Estamos no período de convocatória das conferências estaduais municipais – etapas que antecedem o evento nacional – e acho importante frisarmos que essas etapas são fundamentais para a realização da conferência nacional. Por isso, temos dado apoio aos estados e municípios, para que realizem suas conferências.
Agência Brasil: Fica aí, portanto, um convite para qualquer pessoa interessada no tema participar das pré-conferências.
Mendes: Sim. A participação neste processo é aberta, observada a questão dos regimentos, do direito a votos e de representação. É importante que a população conheça e se engaje com a pauta LGBTQIA+. Muitas vezes, nos imputam temas que nada tem a ver com aquilo que estamos discutindo porque nos interessa de fato. O que nos importa é o enfrentamento à violência, a empregabilidade e geração de renda, o pleno acesso a direitos, o exercício de nossa cidadania. Daí a importância de toda a sociedade conhecer também o que o governo federal está realmente propondo e fazendo para as pessoas LGBTQIA+, compreendendo a política para além de uma agenda de ódio.
Agência Brasil: Há algo mais que o senhor queira acrescentar?

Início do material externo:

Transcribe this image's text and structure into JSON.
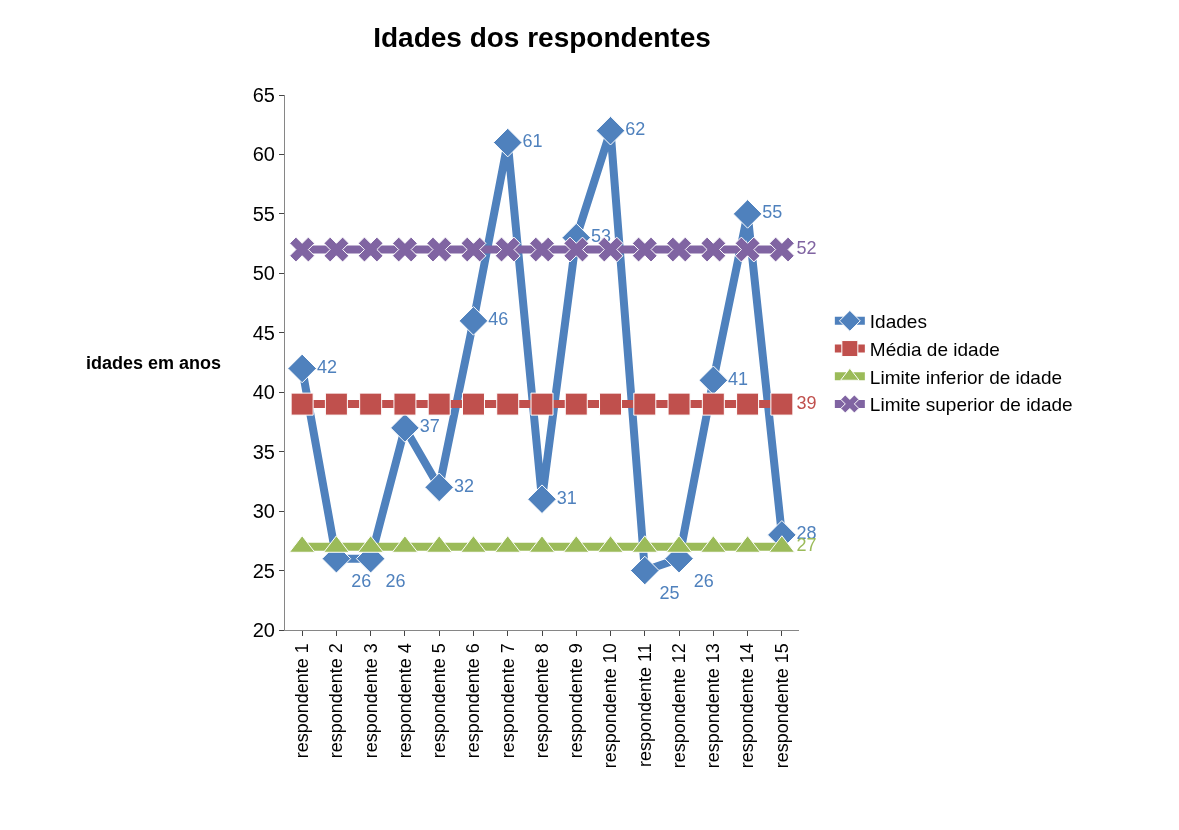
{
  "chart_data": {
    "type": "line",
    "title": "Idades dos respondentes",
    "ylabel": "idades em anos",
    "categories": [
      "respondente 1",
      "respondente 2",
      "respondente 3",
      "respondente 4",
      "respondente 5",
      "respondente 6",
      "respondente 7",
      "respondente 8",
      "respondente 9",
      "respondente 10",
      "respondente 11",
      "respondente 12",
      "respondente 13",
      "respondente 14",
      "respondente 15"
    ],
    "series": [
      {
        "name": "Idades",
        "color": "#4f81bd",
        "marker": "diamond",
        "values": [
          42,
          26,
          26,
          37,
          32,
          46,
          61,
          31,
          53,
          62,
          25,
          26,
          41,
          55,
          28
        ],
        "value_labels": [
          "42",
          "26",
          "26",
          "37",
          "32",
          "46",
          "61",
          "31",
          "53",
          "62",
          "25",
          "26",
          "41",
          "55",
          "28"
        ]
      },
      {
        "name": "Média de idade",
        "color": "#c0504d",
        "marker": "square",
        "values": [
          39,
          39,
          39,
          39,
          39,
          39,
          39,
          39,
          39,
          39,
          39,
          39,
          39,
          39,
          39
        ],
        "value_labels": [
          null,
          null,
          null,
          null,
          null,
          null,
          null,
          null,
          null,
          null,
          null,
          null,
          null,
          null,
          "39"
        ]
      },
      {
        "name": "Limite inferior de idade",
        "color": "#9bbb59",
        "marker": "triangle",
        "values": [
          27,
          27,
          27,
          27,
          27,
          27,
          27,
          27,
          27,
          27,
          27,
          27,
          27,
          27,
          27
        ],
        "value_labels": [
          null,
          null,
          null,
          null,
          null,
          null,
          null,
          null,
          null,
          null,
          null,
          null,
          null,
          null,
          "27"
        ]
      },
      {
        "name": "Limite superior de idade",
        "color": "#8064a2",
        "marker": "cross",
        "values": [
          52,
          52,
          52,
          52,
          52,
          52,
          52,
          52,
          52,
          52,
          52,
          52,
          52,
          52,
          52
        ],
        "value_labels": [
          null,
          null,
          null,
          null,
          null,
          null,
          null,
          null,
          null,
          null,
          null,
          null,
          null,
          null,
          "52"
        ]
      }
    ],
    "ylim": [
      20,
      65
    ],
    "yticks": [
      20,
      25,
      30,
      35,
      40,
      45,
      50,
      55,
      60,
      65
    ],
    "legend": "right"
  }
}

Mendes: Só enfatizar que o serviço que é oferecido pelo Ministério dos Direitos Humanos e da Cidadania, o Disque Direitos Humanos, o Disque 100, é uma importante fonte de informações sobre as violações aos direitos humanos e sobre as violências que a população LGBTQIA+ sofre. Então é muito importante a divulgação desse serviço, do Disque 100. Ele serve não só para que as pessoas denunciem violações a seus direitos, mas também para que o governo tome conhecimento, possa tomar providências e obter as informações sobre as violações mais frequentes.